Kagome passed a hand across her furrowed forehead, silently willing the pounding in her temples to go away. She couldn’t count how many times she had leapt into those depths over the years, but she probably didn’t have enough fingers or toes. The memories were so vivid, too: the sensation of falling with the air rushing through her hair, the tickling in her stomach, even the occasional misfired landing were so familiar and even welcome to her that even now, years away from her last trip to the past, she could still summon the feeling of anticipation that accompanied her each time into the streams of time. Desperately, she wanted to feel those things again, but she knew better. Her secret attempts after it was all over never failed to end in bruises and tears.

The last time she’d tried to go back again she had broken her ankle and sat on the ground of the well as the pain set in and she had watered the floor with her tears until her grandfather had found her. Souta, growing like a weed at that point, had been compelled to carry her up the ladder himself as she sobbed into his shoulder like a child. It was then that she had known that the past was gone for good, and nothing she could do would bring it back. But still, in her heart, there was that small, niggling hope, irrational and seductive, always telling her that maybe this time, it would work. This time... maybe...

Kagome threw another rock into the shadows beneath her and sighed heavily as she shook her head. "This is stupid," she told herself. "Stupid. Just because you read a story you think you should be able to go back in time again. Stupid." Behind her, a bird chirped as if in agreement with this conclusion. Kagome considered throwing a rock at it as well, but after a brief struggle decided she probably deserved the chastisement.

It was stupid, and she knew it. She could never go back again, and she might as well stop daydreaming, because all she was doing was wasting time.

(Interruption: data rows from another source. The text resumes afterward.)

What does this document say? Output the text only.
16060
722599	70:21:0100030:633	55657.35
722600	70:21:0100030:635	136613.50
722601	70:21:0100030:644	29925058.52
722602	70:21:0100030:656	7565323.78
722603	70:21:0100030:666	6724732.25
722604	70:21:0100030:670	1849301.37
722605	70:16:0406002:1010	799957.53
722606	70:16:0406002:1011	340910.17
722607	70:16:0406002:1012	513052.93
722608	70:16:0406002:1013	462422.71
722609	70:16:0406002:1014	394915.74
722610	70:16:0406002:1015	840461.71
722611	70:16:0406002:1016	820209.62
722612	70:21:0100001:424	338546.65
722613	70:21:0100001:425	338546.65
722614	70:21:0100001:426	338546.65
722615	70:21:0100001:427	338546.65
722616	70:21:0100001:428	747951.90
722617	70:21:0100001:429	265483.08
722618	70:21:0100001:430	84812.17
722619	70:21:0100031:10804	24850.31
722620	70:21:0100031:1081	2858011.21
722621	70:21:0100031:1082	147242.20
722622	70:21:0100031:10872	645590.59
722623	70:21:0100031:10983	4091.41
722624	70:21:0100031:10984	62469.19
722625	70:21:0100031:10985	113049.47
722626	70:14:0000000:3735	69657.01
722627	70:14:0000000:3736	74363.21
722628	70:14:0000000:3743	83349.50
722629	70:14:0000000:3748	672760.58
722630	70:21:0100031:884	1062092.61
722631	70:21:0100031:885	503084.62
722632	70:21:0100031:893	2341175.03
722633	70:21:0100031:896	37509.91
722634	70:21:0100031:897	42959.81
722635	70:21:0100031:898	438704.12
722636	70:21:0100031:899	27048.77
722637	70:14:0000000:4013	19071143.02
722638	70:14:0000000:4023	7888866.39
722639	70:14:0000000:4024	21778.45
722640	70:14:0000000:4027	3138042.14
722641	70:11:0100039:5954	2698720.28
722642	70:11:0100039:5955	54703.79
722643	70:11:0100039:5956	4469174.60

And yet… there was something about that horrible story that made her want to try. All day she merely had to close her eyes and she was visited with visions of a little girl, broken and butchered and laying in the dust far from the one she loved, and it made Kagome’s fingers itch and her heart pound with a surprising and frightening intensity in her chest. She could smell the blood on the earth, and hear the crackle of flames, and echoing in her mind was the cruel laughter of those who callously betrayed their lord and his ward. It was so horribly distracting that Kagome had nearly wandered straight into the path of an oncoming bus in her reverie.

There was a pain in her jaw, and Kagome realized that she had been clenching her teeth. The pain didn’t seem to matter, though. You deserve it, she thought, her mouth thinning into a white line. You couldn’t go back for Inuyasha. You couldn’t go back for love. What makes you think this time will be any different?

Below, the shadows seemed to shiver and move. In her chest, she could feel her heart leap unbidden even as the cold knowledge that it was just her imagination settled around her.

God, but this was frustrating. Kagome ran a hand through her hair and gave the well a kick, which only earned her a throbbing toe. "Let me in!" she said angrily. "I don't care, let me in!"

The well just sat there and guarded its secrets. Suddenly Kagome slammed a fist down on the lip. "Dammit!" Nothing had changed, and jumping in only meant pain and possibly bruises, and she couldn’t go back again. A story would not open the well, and all the wanting in the world would just leave her cold and alone.

Nothing is different, she thought. Nothing at all. Kagome turned and climbed the steps of the shrine to the outside world. It was time for dinner again, and then time for sleep, and there would never be any time to reclaim what was lost. No time at all.